To extend avenues for learning and collaboration, the studio features such innovative technology as a 20-foot high-resolution video wall, which allows integral use of live media-rich learning materials and fosters interactive involvement between students and teachers. The studio provides opportunities for students learn to teach in a new way, and students can also use equipment such as laptops, video cameras, smart phones, iPads, and more to study how new technologies impact learning.
Peterson and Northwestern provost Daniel Linzer kicked off the dedication event with comments about the potential for new forms of learning and thanks to Eleanor R. Baldwin (MS66). Baldwin’s gift allowed the School to revamp the learning studio with leading-edge technology.
SESP learning sciences professor Reed Stevens, along with alumni Kyle Petty and Jennifer Khan (both BS10), senior Meixi Ng and SESP information technology director Mike Hannen demonstrated new features of the learning studio.

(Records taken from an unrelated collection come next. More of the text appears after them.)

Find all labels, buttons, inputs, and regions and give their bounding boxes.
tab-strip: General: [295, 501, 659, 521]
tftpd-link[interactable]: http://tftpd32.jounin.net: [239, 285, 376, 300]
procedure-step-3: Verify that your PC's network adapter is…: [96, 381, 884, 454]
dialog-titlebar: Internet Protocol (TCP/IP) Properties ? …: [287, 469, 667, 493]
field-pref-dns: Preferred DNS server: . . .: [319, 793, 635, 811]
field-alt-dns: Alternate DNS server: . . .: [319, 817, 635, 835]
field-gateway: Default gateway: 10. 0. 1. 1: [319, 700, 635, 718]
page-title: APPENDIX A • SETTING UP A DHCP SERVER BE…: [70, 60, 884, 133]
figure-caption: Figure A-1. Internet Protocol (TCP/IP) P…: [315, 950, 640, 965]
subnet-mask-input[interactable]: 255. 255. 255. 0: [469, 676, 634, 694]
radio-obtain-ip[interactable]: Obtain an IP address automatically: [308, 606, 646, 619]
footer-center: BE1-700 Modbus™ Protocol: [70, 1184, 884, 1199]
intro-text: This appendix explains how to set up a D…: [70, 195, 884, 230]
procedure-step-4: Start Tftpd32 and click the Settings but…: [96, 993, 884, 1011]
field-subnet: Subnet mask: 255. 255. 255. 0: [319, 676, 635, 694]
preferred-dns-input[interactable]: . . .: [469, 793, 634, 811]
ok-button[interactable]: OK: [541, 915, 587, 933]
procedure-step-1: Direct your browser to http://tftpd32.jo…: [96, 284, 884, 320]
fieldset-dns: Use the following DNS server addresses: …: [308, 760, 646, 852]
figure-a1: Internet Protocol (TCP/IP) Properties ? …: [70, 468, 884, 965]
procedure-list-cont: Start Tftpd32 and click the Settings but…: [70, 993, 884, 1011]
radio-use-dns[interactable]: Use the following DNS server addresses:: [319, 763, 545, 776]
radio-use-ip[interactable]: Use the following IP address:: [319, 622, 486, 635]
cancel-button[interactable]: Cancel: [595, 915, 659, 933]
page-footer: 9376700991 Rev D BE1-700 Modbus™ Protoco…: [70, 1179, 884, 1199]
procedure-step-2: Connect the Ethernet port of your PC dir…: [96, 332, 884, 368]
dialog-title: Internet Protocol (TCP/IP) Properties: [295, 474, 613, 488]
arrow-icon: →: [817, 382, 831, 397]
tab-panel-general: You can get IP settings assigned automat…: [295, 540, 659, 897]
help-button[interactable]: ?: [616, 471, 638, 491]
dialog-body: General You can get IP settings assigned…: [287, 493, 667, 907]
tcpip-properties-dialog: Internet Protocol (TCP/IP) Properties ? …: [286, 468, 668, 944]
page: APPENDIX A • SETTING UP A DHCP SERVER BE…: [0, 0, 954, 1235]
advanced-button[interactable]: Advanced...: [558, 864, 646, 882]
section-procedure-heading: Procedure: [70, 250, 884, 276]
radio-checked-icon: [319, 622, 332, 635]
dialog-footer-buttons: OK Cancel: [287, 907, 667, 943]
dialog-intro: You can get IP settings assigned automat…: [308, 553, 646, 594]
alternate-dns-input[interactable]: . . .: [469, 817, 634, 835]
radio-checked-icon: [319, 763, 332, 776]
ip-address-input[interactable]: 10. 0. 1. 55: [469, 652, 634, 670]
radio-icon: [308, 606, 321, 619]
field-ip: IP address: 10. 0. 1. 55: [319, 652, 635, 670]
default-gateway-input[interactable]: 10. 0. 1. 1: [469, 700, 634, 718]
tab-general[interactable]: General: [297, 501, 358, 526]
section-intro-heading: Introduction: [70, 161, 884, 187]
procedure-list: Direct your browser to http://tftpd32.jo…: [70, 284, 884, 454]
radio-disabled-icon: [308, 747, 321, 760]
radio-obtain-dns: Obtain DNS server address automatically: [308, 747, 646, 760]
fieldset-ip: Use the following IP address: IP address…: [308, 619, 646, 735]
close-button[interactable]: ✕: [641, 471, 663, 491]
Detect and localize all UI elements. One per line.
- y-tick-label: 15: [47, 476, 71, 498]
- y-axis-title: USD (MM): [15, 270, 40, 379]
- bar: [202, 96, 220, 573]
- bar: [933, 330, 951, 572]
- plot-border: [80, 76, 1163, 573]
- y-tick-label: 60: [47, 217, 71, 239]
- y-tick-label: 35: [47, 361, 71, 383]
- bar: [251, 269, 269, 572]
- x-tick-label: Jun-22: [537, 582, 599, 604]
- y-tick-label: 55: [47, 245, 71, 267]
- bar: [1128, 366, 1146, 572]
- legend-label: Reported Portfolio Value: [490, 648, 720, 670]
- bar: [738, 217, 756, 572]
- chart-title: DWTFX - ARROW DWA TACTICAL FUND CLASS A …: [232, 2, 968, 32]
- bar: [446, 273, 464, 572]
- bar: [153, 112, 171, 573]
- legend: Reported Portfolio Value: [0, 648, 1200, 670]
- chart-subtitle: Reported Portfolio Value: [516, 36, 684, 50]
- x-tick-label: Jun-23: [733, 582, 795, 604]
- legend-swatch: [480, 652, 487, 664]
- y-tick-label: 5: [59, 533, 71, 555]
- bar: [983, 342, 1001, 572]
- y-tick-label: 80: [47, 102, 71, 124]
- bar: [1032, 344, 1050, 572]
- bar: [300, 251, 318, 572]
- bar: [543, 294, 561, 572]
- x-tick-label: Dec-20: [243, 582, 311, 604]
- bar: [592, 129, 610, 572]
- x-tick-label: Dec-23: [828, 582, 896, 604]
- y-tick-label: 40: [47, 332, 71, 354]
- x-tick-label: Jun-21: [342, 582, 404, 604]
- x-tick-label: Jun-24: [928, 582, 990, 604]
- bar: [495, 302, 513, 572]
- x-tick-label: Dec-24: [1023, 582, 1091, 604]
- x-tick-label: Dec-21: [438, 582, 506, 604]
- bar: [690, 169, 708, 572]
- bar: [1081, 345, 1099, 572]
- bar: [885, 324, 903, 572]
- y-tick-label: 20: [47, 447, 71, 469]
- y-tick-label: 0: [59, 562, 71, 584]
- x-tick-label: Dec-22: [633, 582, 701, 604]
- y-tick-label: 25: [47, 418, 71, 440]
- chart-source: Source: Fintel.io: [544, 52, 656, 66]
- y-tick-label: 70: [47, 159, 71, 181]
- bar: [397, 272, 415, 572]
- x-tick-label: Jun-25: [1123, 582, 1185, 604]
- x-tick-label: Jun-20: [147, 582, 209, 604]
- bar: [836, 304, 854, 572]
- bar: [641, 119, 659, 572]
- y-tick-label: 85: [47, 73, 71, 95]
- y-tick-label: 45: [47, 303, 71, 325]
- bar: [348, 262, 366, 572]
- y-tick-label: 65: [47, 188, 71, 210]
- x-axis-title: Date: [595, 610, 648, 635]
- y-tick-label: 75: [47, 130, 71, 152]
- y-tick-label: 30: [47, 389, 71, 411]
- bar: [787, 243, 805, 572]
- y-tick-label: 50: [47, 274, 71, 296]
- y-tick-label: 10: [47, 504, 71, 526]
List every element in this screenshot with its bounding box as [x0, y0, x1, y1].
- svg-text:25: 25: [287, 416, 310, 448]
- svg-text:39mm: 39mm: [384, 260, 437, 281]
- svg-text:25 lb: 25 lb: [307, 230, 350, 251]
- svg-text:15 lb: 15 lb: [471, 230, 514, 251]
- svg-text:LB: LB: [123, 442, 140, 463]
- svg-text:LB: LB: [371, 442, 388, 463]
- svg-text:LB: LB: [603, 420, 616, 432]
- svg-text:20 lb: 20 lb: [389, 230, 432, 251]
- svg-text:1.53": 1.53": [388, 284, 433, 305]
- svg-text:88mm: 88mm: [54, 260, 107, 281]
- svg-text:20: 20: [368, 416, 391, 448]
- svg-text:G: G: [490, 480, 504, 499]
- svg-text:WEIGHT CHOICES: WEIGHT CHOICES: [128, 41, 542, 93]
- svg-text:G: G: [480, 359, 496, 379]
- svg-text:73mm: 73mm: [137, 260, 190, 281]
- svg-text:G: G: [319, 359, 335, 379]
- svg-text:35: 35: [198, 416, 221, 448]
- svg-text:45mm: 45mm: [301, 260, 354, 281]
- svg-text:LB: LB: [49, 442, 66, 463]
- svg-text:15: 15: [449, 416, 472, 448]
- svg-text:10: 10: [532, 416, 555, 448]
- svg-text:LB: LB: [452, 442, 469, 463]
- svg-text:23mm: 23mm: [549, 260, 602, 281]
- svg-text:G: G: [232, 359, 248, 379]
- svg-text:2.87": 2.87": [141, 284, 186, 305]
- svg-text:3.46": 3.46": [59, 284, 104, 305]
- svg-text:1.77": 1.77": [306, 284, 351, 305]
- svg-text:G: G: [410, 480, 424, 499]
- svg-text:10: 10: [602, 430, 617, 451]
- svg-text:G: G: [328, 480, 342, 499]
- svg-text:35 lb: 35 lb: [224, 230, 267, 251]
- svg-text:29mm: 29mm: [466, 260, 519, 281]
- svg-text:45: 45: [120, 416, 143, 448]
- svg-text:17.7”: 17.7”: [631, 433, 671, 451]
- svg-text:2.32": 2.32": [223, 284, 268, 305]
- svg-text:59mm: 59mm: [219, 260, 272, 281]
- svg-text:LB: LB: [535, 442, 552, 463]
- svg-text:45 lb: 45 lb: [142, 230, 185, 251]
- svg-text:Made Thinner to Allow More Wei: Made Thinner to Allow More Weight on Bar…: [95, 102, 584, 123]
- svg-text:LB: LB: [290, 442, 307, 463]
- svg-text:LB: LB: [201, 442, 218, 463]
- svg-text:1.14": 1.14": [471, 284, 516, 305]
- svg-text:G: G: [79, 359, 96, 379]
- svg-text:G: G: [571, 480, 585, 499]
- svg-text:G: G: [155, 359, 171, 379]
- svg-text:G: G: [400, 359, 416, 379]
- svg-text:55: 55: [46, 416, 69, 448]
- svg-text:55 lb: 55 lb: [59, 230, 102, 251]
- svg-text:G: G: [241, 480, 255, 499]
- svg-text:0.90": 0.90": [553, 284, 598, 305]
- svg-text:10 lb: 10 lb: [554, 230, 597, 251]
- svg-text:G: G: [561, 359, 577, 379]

Using the video wall and an annotating tool, Petty and Khan projected a double-screen presentation they developed for Stevens’s Cognition in Context class demonstrating a solution to the problem of crossing Sheridan Road. Meixi Ng used the same tools to show and annotate her travels to schools in marginalized communities on six continents. Finally, Hannen demonstrated other capabilities of the video wall, as well as web cameras and whiteboards equipped with cameras to save and send notes.
In his comments, Stevens emphasized the studio’s potential for collaborative learning. “This room allows collaboration we couldn’t do before,” he said. "We’re able to move back and forth between parallel, independent and collaborative work.” Discussing the importance of the studio’s learning potential, Stevens emphasized that who you learn with matters, where you learn matters and how you participate matters.
Stevens also noted the importance of the studio as a center for learning activities that involve “making ideas in different forms” and refining “ideas among others.” The field of learning sciences seeks to bring the outside world in, work on it together and teach in the context of real work, according to Stevens, whose research focuses on learning in informal and formal settings.
Eleanor Baldwin had been impressed when she visited campus and observed professor Stevens’s Cognition in Context class, where students were studying new approaches to learning — especially the impact of digital media. Her interest led to plans for the technology-rich learning space that is now the Eleanor R. Baldwin Learning Studio, in 303 Annenberg Hall.
Baldwin taught history and social science for 34 years before her retirement, and has continued to serve as a mentor and supervisor for many young teachers. Baldwin, who lives in Florida, had intended to participate in the dedication but was unable to attend because of illness.